BigQuery-复杂的相关查询 [英] BigQuery - Complex Correlated query
问题描述
我正在尝试查询Google BigQuery公共Reddit数据集.我的目标是使用 Jaccards索引计算子索引的相似度,该索引的定义如下:
I am trying to query Google BigQuery public Reddit Dataset. My goal is to compute the similarity of subreddits using Jaccards' Index , which is defined by:
我的计划是在2016年8月按评论数选择前N个子reddit,然后计算其笛卡尔积,以subreddit1, subreddit2
形状获得所有子reddit的组合.
My plan is to select the top N=1000 subreddits in terms of number of comments in August 2016. Then compute their cartesian product to get the combinations of all the subreddits in a subreddit1, subreddit2
shape.
然后使用这些组合的行查询subreddit1和subreddit2之间的用户并集以及交集.
Then use those rows of combinations to query the union of users between subreddit1 and subreddit 2 as well as the intersection.
到目前为止,我的查询是这样:
The query I have so far is this:
SELECT
subreddit1,
subreddit2,
(SELECT
COUNT(DISTINCT author)
FROM `fh-bigquery.reddit_comments.2016_08`
WHERE subreddit = subreddit1
OR subreddit = subreddit2
LIMIT 1
) as subreddits_union,
(
SELECT
COUNT(DISTINCT author)
FROM `fh-bigquery.reddit_comments.2016_08`
WHERE subreddit = subreddit1
AND author IN (
SELECT author
FROM `fh-bigquery.reddit_comments.2016_08`
WHERE subreddit= subreddit2
GROUP BY author
) as subreddits_intersection
FROM
(SELECT a.subreddit as subreddit1, b.subreddit as subreddit2
FROM (
SELECT subreddit, count(*) as n_comments
FROM `fh-bigquery.reddit_comments.2016_08`
GROUP BY subreddit
ORDER BY n_comments DESC
LIMIT 1000
) a
CROSS JOIN (
SELECT subreddit, count(*) as n_comments
FROM `fh-bigquery.reddit_comments.2016_08`
GROUP BY subreddit
ORDER BY n_comments DESC
LIMIT 1000
) b
WHERE a.subreddit < b.subreddit
)
理想情况下会给出结果:
Which ideally would give the results:
subreddit1, subreddit2, subreddits_union, subreddits_interception
-----------------------------------------------------------------
Art | Politics | 50000 | 21000
Art | Science | 92320 | 15000
... | ... | ... | ...
但是,此查询给我以下BigQuery错误:
Error: Correlated subqueries that reference other tables are not supported unless they can be de-correlated, such as by transforming them into an efficient JOIN.

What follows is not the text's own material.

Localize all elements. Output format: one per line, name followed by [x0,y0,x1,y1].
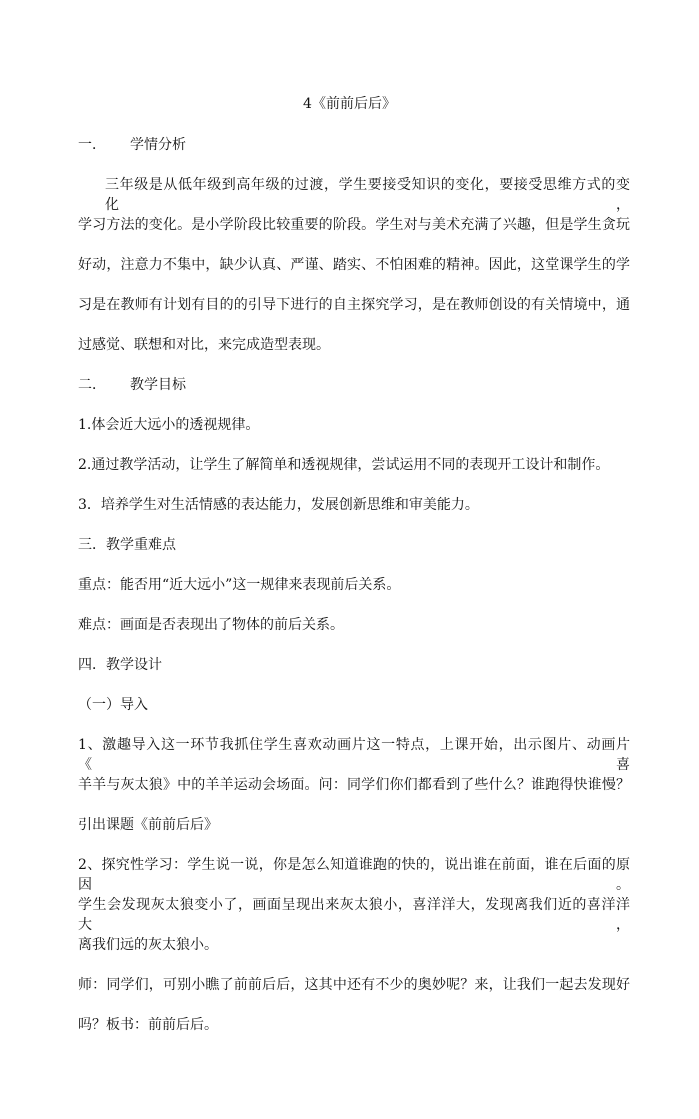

However, this query gives me the following BigQuery error:
Error: Correlated subqueries that reference other tables are not supported unless they can be de-correlated, such as by transforming them into an efficient JOIN.
我了解.但是,我认为此查询不能转换为有效的联接.鉴于BQ没有apply方法,是否有任何方法可以设置此查询而无需诉诸单个查询?也许是PARTITION BY
吗?
Which I understand. However I don't think this query can be translated into an efficient join. Given that BQ does not have an apply method, is there any way this query could be set up without resorting to individual queries? Maybe with a PARTITION BY
?
推荐答案
感谢您的回答.此代码在返回subreddit联合中效果很好,但是,您将如何实现交集?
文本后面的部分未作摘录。